Sur un autre registre, Karinthe, étudiante à l’université Amadou Ampathé Ba dénonce la qualité des fruits qui laisse parfois à désirer. « Les prix ont augmenté. Parfois on trouve des fruits qui ne sont pas de bonnes qualités dans le marché. On y met trop d’engrais. On voit rarement de produit naturel dans le marché », explique Karinth.
Contrairement à elles, Djibril Touré est un fidèle client des vendeurs de Sahm. Ce fruitarien connait bien les vertus des fruits. « Les fruits nous permettent de réguler le métabolisme pour pouvoir digérer les aliments qu’on mange au quotidien. Je trouve que les prix sont acceptables. Le pouvoir d’achat n’est pas aussi fameux. Mais par la grâce de Dieu, on essaye de le cumuler dans le régime alimentaire de la famille. Je suis venu payer un kilo de melon. J’adore ce fruit car il y a beaucoup d’eau, d’énergie et du sucre qui n’est pas nocif pour la santé ».
Ce n’est plus cette période grasse où les vendeurs de fruits et légumes se frottent les mains au quotidien. C’est toujours la même rengaine. « Les temps sont durs », à les en croire. Quelquefois les pertes sont incommensurables. Pour justifier la flambée des prix, Ibrahima Keita, rétorque qu’il n’y a pas de fumée sans feu.
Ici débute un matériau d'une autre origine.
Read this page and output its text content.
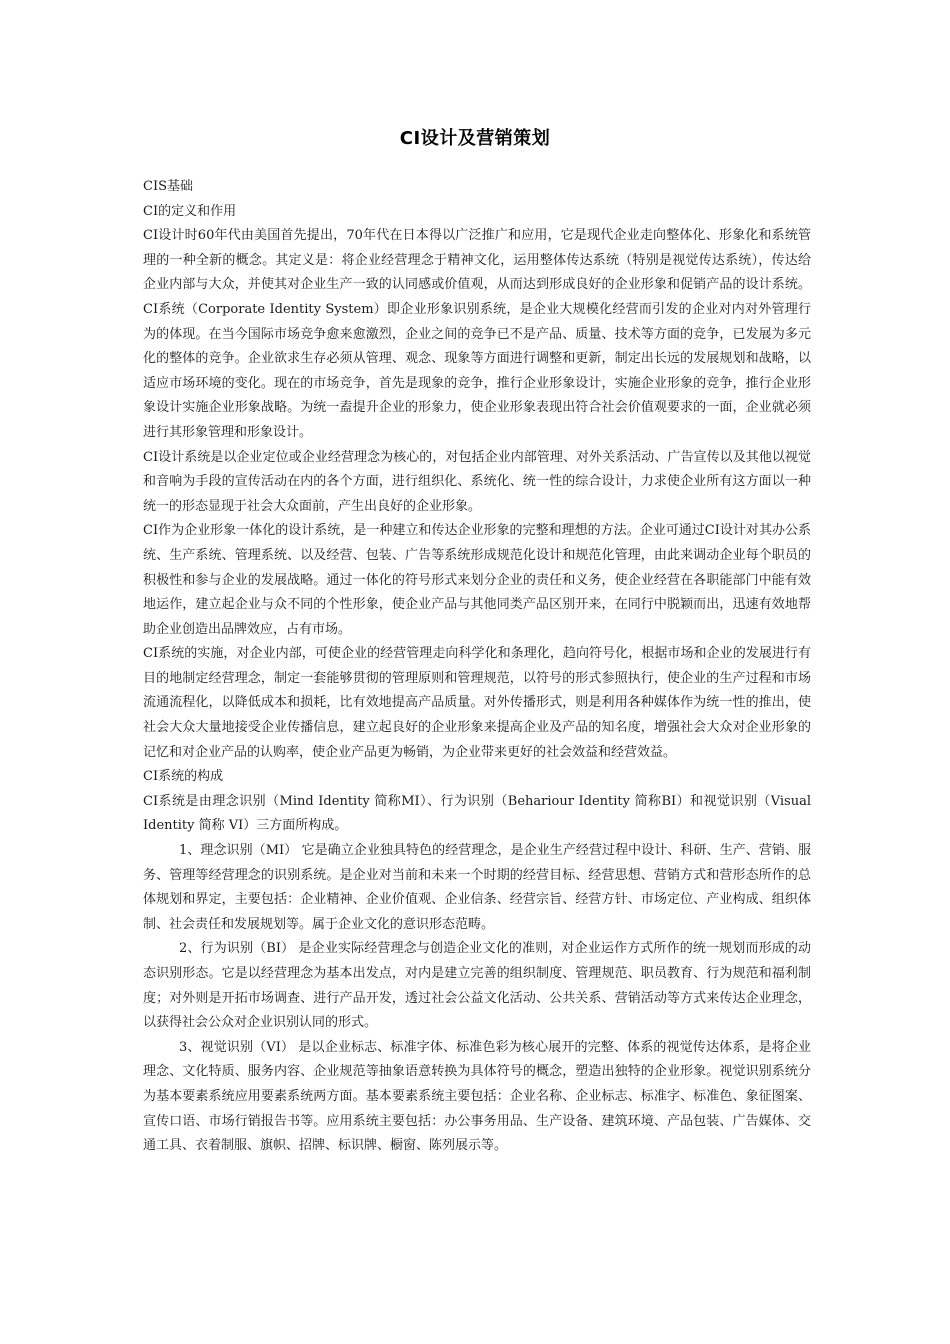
CI设计及营销策划

CIS基础

CI的定义和作用

CI设计时60年代由美国首先提出，70年代在日本得以广泛推广和应用，它是现代企业走向整体化、形象化和系统管理的一种全新的概念。其定义是：将企业经营理念于精神文化，运用整体传达系统（特别是视觉传达系统），传达给企业内部与大众，并使其对企业生产一致的认同感或价值观，从而达到形成良好的企业形象和促销产品的设计系统。 CI系统（Corporate Identity System）即企业形象识别系统，是企业大规模化经营而引发的企业对内对外管理行为的体现。在当今国际市场竞争愈来愈激烈，企业之间的竞争已不是产品、质量、技术等方面的竞争，已发展为多元化的整体的竞争。企业欲求生存必须从管理、观念、现象等方面进行调整和更新，制定出长远的发展规划和战略，以适应市场环境的变化。现在的市场竞争，首先是现象的竞争，推行企业形象设计，实施企业形象的竞争，推行企业形象设计实施企业形象战略。为统一盍提升企业的形象力，使企业形象表现出符合社会价值观要求的一面，企业就必须进行其形象管理和形象设计。

CI设计系统是以企业定位或企业经营理念为核心的，对包括企业内部管理、对外关系活动、广告宣传以及其他以视觉和音响为手段的宣传活动在内的各个方面，进行组织化、系统化、统一性的综合设计，力求使企业所有这方面以一种统一的形态显现于社会大众面前，产生出良好的企业形象。

CI作为企业形象一体化的设计系统，是一种建立和传达企业形象的完整和理想的方法。企业可通过CI设计对其办公系统、生产系统、管理系统、以及经营、包装、广告等系统形成规范化设计和规范化管理，由此来调动企业每个职员的积极性和参与企业的发展战略。通过一体化的符号形式来划分企业的责任和义务，使企业经营在各职能部门中能有效地运作，建立起企业与众不同的个性形象，使企业产品与其他同类产品区别开来，在同行中脱颖而出，迅速有效地帮助企业创造出品牌效应，占有市场。

CI系统的实施，对企业内部，可使企业的经营管理走向科学化和条理化，趋向符号化，根据市场和企业的发展进行有目的地制定经营理念，制定一套能够贯彻的管理原则和管理规范，以符号的形式参照执行，使企业的生产过程和市场流通流程化，以降低成本和损耗，比有效地提高产品质量。对外传播形式，则是利用各种媒体作为统一性的推出，使社会大众大量地接受企业传播信息，建立起良好的企业形象来提高企业及产品的知名度，增强社会大众对企业形象的记忆和对企业产品的认购率，使企业产品更为畅销，为企业带来更好的社会效益和经营效益。

CI系统的构成

CI系统是由理念识别（Mind Identity 简称MI）、行为识别（Behariour Identity 简称BI）和视觉识别（Visual Identity 简称 VI）三方面所构成。

1、理念识别（MI） 它是确立企业独具特色的经营理念，是企业生产经营过程中设计、科研、生产、营销、服务、管理等经营理念的识别系统。是企业对当前和未来一个时期的经营目标、经营思想、营销方式和营形态所作的总体规划和界定，主要包括：企业精神、企业价值观、企业信条、经营宗旨、经营方针、市场定位、产业构成、组织体制、社会责任和发展规划等。属于企业文化的意识形态范畴。

2、行为识别（BI） 是企业实际经营理念与创造企业文化的准则，对企业运作方式所作的统一规划而形成的动态识别形态。它是以经营理念为基本出发点，对内是建立完善的组织制度、管理规范、职员教育、行为规范和福利制度；对外则是开拓市场调查、进行产品开发，透过社会公益文化活动、公共关系、营销活动等方式来传达企业理念，以获得社会公众对企业识别认同的形式。

3、视觉识别（VI） 是以企业标志、标准字体、标准色彩为核心展开的完整、体系的视觉传达体系，是将企业理念、文化特质、服务内容、企业规范等抽象语意转换为具体符号的概念，塑造出独特的企业形象。视觉识别系统分为基本要素系统应用要素系统两方面。基本要素系统主要包括：企业名称、企业标志、标准字、标准色、象征图案、宣传口语、市场行销报告书等。应用系统主要包括：办公事务用品、生产设备、建筑环境、产品包装、广告媒体、交通工具、衣着制服、旗帜、招牌、标识牌、橱窗、陈列展示等。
« Les choses marchent petit à petit. Nous achetons pour revendre, mais parfois nous subissons de grosses pertes. Il arrive que tu payes un sac d’orange. Une grande quantité est gâtée. En payant le sac, tu ne l’ouvres pas. », lance désespérément le cinquantenaire. Poussant son chariot d’orange, il s’en va à la quête de clients.